Nike Touts Its DTC And Data-Hungry Wholesale Deals In Upbeat Q2 Earnings

Two years ago, shortly after the start of the coronavirus pandemic, Nike doubled down on what it referred to as its “Consumer Direct Offense,” now more prudently called “Consumer Direct Acceleration.”

Nike wasn’t simply weathering a storm, but taking COVID-19’s worldwide shakeup of consumer buying habits as an opportunity to rethink its business “by expanding our digital advantage, reshaping the marketplace of the future and creating deeper, more direct consumer relationships,” CFO Matthew Friend told investors during Nike’s earnings report on Monday.

The company has now united its main ecommerce site,, under one data-driven roof along with its direct-to-consumer retail presence and Nike+, its product personalization and loyalty membership program.

But Nike had already started on a major transformation centered on ecommerce and DTC channels.

In 2018, Nike bought Zodiac Metrics, an ad analytics startup out of UPenn Wharton that focuses on customer lifetime valuations. It then acquired Celect, which connects local online demand and inventory fulfillment services. Those two acquisitions became a data science team that was folded into Nike’s overall digital and DTC business.

The following year, in 2019, Nike ditched a first-party seller deal with Amazon. It no longer sells Nike products on Amazon at all – partly because Amazon failed to deliver on a promise to remove fakes and shoddy Nike resellers from the marketplace.

But Amazon also disintermediated Nike from its customers. At the heart of Nike’s business overhaul is its goal of getting as close to customers as possible.

“A more digitally connected Nike is a more valuable Nike,” Friend said. “Increased digital engagement is translating into more repeat buyers, a higher buying frequency and increased average order value, ultimately driving higher lifetime value through membership.”

And Amazon wasn’t the only retail partner scrapped from Nike’s roster. In the past year, Nike stopped selling to DSW, Foot Locker and Urban Outfitters.

Nike didn’t leave all of its retail partners, however. But those that do remain earn their spot by conceding certain rights to customer data. Dick’s Sporting Goods, for example, is now a major strategic Nike wholesaler. Dick’s agreed to a loyalty program partnership with Nike so that customers on the Dick’s site or app who search for or buy Nike products are now trackable by Nike, and can be onboarded directly to Nike+.

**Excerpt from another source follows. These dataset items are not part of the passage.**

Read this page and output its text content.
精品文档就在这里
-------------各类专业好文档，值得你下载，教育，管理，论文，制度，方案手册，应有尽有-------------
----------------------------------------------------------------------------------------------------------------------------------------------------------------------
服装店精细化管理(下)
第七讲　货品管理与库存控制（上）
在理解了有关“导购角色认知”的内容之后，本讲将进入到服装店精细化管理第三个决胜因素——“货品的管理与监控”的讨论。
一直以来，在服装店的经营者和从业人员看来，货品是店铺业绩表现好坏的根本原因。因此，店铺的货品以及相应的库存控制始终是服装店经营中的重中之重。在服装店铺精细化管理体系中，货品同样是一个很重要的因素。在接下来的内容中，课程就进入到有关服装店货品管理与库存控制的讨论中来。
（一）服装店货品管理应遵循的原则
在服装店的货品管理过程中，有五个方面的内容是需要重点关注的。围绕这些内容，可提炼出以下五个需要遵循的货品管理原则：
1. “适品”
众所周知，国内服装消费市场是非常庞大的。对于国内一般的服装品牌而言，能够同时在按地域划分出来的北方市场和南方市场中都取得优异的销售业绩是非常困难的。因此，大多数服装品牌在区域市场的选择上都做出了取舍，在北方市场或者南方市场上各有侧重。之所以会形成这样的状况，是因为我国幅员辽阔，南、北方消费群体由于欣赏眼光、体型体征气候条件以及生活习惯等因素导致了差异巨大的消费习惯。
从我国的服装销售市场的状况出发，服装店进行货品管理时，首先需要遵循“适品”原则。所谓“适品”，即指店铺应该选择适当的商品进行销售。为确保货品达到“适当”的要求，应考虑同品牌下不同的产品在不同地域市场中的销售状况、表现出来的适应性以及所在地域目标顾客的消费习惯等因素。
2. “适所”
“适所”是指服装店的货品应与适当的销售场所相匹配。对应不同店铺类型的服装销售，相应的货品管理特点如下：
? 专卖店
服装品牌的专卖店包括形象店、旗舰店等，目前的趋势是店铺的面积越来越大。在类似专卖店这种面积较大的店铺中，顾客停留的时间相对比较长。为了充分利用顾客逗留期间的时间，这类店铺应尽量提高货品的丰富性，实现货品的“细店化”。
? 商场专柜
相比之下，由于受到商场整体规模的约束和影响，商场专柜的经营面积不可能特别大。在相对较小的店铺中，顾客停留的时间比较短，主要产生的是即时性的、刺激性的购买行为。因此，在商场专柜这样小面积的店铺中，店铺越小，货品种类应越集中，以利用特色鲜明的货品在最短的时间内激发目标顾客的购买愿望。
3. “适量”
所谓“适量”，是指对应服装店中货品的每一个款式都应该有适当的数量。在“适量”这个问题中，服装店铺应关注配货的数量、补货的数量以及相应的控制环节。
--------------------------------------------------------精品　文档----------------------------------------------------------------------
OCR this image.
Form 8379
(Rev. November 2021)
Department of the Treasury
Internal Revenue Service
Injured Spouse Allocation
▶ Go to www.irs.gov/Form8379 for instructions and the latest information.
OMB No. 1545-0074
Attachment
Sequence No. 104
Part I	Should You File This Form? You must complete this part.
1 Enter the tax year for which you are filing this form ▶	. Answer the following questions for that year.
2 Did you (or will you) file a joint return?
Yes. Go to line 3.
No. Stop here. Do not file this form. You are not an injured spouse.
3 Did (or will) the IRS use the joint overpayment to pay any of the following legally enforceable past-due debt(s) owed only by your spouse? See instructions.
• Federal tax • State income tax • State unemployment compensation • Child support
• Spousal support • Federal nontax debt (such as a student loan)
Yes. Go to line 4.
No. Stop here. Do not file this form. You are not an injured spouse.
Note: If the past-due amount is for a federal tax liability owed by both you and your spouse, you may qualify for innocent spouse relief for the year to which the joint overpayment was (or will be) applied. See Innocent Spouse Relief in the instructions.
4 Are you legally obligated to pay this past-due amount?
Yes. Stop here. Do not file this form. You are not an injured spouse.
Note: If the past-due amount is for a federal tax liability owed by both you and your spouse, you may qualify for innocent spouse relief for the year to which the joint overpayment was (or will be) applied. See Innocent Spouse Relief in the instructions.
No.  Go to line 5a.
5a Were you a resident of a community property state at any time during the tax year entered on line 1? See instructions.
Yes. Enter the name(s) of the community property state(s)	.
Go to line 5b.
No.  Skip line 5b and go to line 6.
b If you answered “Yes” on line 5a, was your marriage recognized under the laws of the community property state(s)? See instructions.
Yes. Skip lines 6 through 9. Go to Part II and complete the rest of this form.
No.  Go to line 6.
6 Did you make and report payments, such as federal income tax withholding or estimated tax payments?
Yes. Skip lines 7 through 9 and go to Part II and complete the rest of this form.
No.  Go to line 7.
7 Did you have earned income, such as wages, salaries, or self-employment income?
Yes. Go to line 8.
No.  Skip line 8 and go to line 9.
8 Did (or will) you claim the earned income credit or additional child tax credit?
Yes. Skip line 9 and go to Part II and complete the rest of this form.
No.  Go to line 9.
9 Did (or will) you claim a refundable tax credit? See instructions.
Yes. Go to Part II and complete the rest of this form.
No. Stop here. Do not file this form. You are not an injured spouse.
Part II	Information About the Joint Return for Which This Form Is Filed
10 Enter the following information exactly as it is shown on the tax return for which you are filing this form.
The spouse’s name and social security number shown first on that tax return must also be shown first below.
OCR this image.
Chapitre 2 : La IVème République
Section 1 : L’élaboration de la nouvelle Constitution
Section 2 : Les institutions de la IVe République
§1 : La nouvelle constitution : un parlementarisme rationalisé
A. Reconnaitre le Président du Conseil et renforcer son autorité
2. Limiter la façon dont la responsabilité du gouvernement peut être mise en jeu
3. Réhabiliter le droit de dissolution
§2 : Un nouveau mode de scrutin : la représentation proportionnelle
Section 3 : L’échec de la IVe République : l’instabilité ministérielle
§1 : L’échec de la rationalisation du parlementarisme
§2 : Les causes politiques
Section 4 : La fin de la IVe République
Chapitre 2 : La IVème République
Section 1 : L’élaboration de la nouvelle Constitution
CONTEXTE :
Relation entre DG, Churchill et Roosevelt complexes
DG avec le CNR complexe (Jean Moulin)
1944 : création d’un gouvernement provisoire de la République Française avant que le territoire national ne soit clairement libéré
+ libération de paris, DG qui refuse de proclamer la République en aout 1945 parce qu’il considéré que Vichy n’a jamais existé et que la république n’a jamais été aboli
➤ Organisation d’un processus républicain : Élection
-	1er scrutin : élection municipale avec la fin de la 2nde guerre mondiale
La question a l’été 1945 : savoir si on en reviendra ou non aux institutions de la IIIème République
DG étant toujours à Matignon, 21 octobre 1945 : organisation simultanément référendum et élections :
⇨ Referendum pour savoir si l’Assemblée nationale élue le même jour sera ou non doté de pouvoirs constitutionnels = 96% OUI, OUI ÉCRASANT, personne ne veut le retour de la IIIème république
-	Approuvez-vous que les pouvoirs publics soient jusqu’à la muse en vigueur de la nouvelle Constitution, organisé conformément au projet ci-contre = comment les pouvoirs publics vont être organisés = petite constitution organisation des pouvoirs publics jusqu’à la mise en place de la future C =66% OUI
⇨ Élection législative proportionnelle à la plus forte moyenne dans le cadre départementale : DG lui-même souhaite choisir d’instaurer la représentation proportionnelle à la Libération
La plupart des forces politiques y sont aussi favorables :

“Increasingly, we’re moving beyond inventory to a broader approach of knowing and serving our consumers as Nike members, particularly when shopping through our retail partners,” Friend told investors. “And with clear success thus far in knowing our shared members better, our strategy expanded [last quarter] to serving our shared members one-to-one through connected data.”

Nike wants to be the first-party seller when people shop Nike, no matter where they are. But there’s a big advantage in getting shoppers to its own properties.

Nike’s gross profit margins were down 80 basis points last quarter compared to Q2 2021, Friend said, which doesn’t look great. Considering the mix shift to digital sales, the margins should be higher than wholesale.

The DTC and ecommerce business did, however, improve profit margins by 100 basis points.

The pressure on margins came from the supply chain. The profit margin gains from DTC sales were offset by a 100-basis-point headwind from higher ocean freight costs.

Friend said the costs to ship a single container from China have quintupled since just before the pandemic.

The supply-chain challenges and an economic downturn only make it more important for Nike to focus on DTC sales.

Nike’s marketing this year – which is up 6% from 2021 and expected to grow more this year – will focus on channeling customers to its app ecosystem, since those are the highest-value shoppers for the company.

“We do not take lightly the choice made by consumers to put us in the most prized real estate that exists today: the home screen of their phone,” said Nike President and CEO John Donahoe. “No other brand occupies that space globally like Nike and it remains one of our biggest competitive advantages.”